The purpose of this study
The FDA's approval of aducanumab (Aduhelm), a drug intended to treat Alzheimer's disease, raised concerns about FDA's accelerated approval process. Following that announcement, the OIG announced that it would evaluate the accelerated approval process. In this data snapshot, we focus on confirmatory trials, since it is emerging that sponsors of drug applications granted accelerated approval often fail to complete their statutorily required confirmatory trials on time, and that FDA oversight is lacking.
Through the accelerated approval pathway, FDA can approve drugs that treat serious or life-threatening diseases and provide meaningful therapeutic benefit over existing treatments before confirmatory trials are completed. This pathway requires drug sponsors to meet the same FDA safety and efficacy standards as traditionally approved drugs. However, they do not need to demonstrate clinical benefit before approval, rather the potential for predicted clinical benefit is reasonably likely. FDA has the authority to require sponsors to conduct confirmatory trials after approval to ensure that the drugs provide the clinical benefits predicted.

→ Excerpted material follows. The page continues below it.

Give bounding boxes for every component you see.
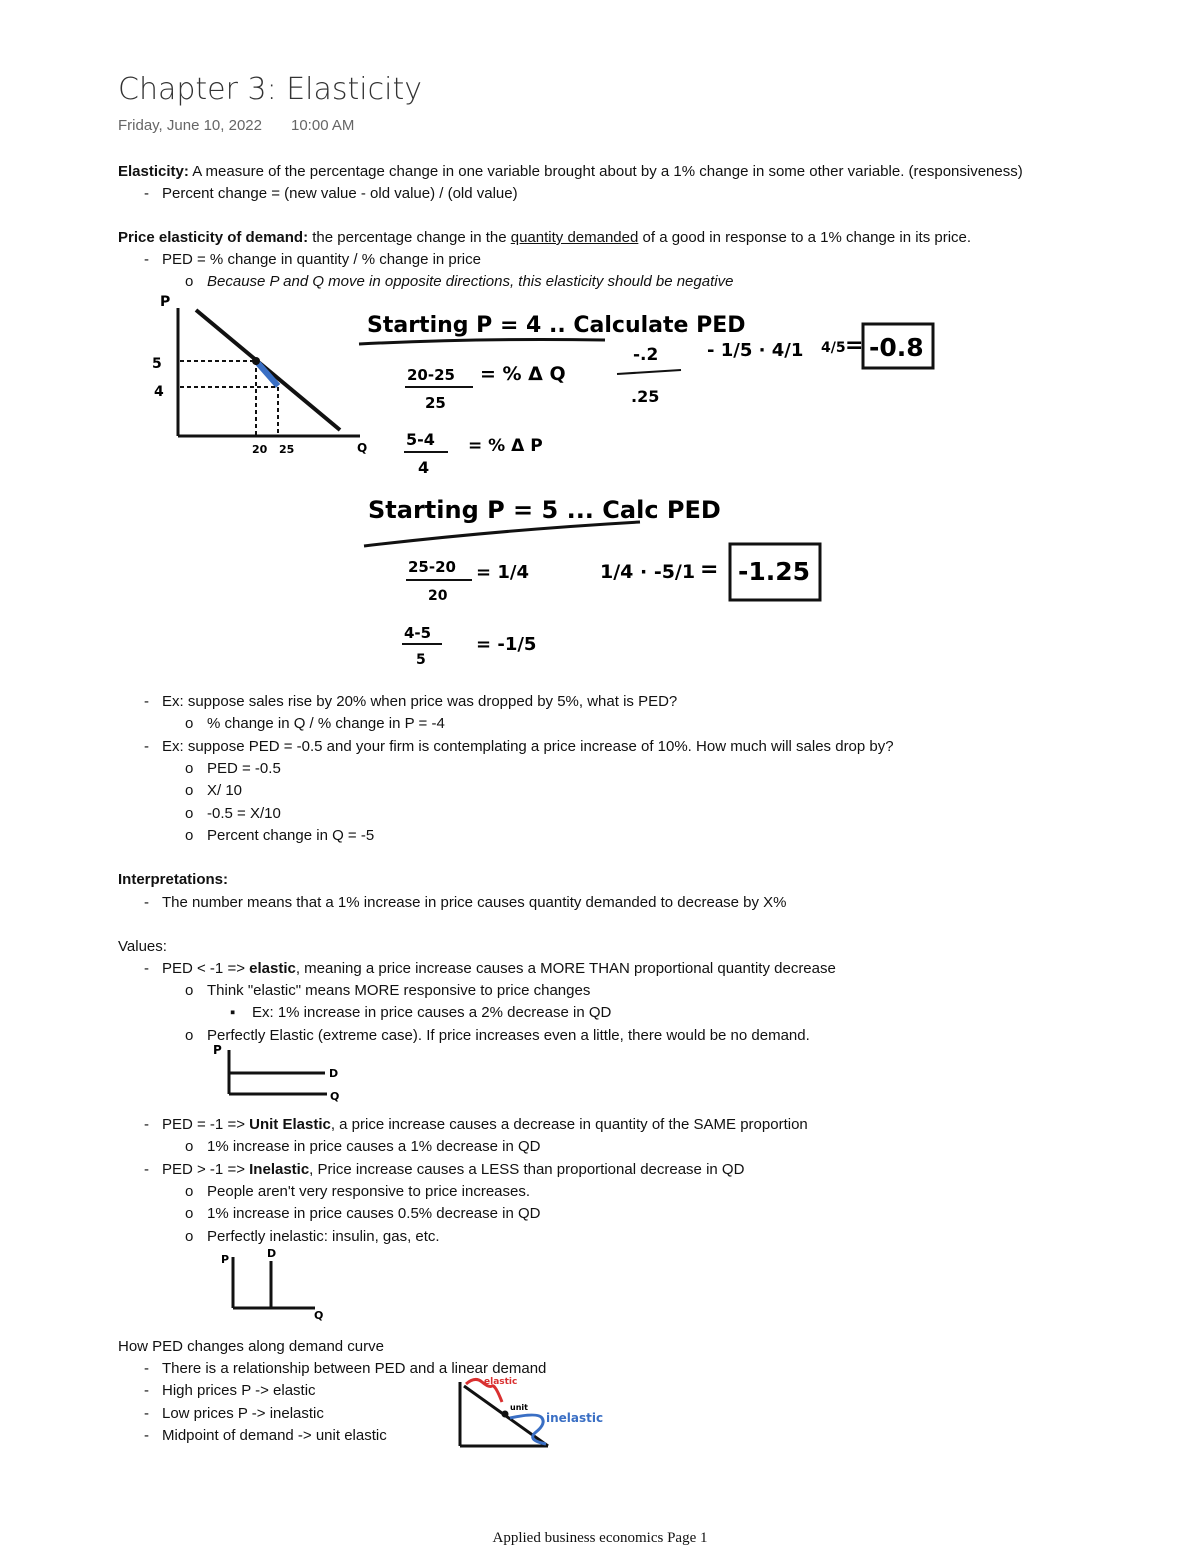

Sponsors conduct such trials on a timeline agreed to by FDA and the sponsor while these drugs are available to the public. A drug application can be withdrawn by FDA under certain conditions, including if a confirmatory trial fails to verify the predicted clinical benefit, or if sponsors voluntarily withdraw a drug.
From 1992 through December 2021, we analyzed data for accelerated approval drug applications approved by FDA's Center for Drug Evaluation and Research (CDER). Based on FDA's Postmarketing Commitments Database as of May 2022, we used the most recent publicly available data. Additionally, we conducted structured interviews with FDA staff. By analyzing Medicare claims data from 2018 through 2021, we calculated how much Medicare Parts B, C, and D paid for accelerated approval drugs that failed to complete their confirmatory trials on schedule. Our analysis was limited to all corresponding National Drug Codes and ICD-10 diagnosis codes corresponding to the indication of each accelerated approval drug. In parallel, we analyzed Transformed Medicaid Statistical Information System (T MSIS) data.
In the past 25 years, FDA's CDER has approved 278 drug applications through accelerated approval since the accelerated approval pathway started in 1992. 104 of the 278 drug applications granted accelerated approval have incomplete confirmatory trials. Among those 104 trials, 34 percent (35 of 104) are past their original completion date. In addition, four drug applications have confirmatory trials that are significantly late-ranging from more than five years to nearly 12 years past their original completion dates. A further 13 percent of all accelerated approval drug applications have been withdrawn since the pathway was established, half of which have been withdrawn since January 2021.
As of May 5, 2022, Medicare and Medicaid are estimated to have spent over $18 billion on the 18 drugs which correspond to the 35 drug applications granted accelerated approval with incomplete confirmatory trials after their original completion dates.
Those with serious illnesses that lack adequate treatments may benefit from the accelerated approval pathway. When sponsors complete confirmatory trials promptly, they provide evidence of the drugs' clinical benefits. In those cases, FDA permits patients to access drugs that can help them, while Medicare and Medicaid cover the costs of effective treatments. Sponsors, however, do not always complete trials promptly for a variety of reasons. A drug may remain on the market-and be given to patients-for years without being shown to have the predicted clinical benefit. Insurers such as Medicare and Medicaid pay billions for treatments that are not clinically beneficial. A key aspect of FDA's mission is to protect the public health by ensuring that human drugs and biologics are safe, effective, and secure.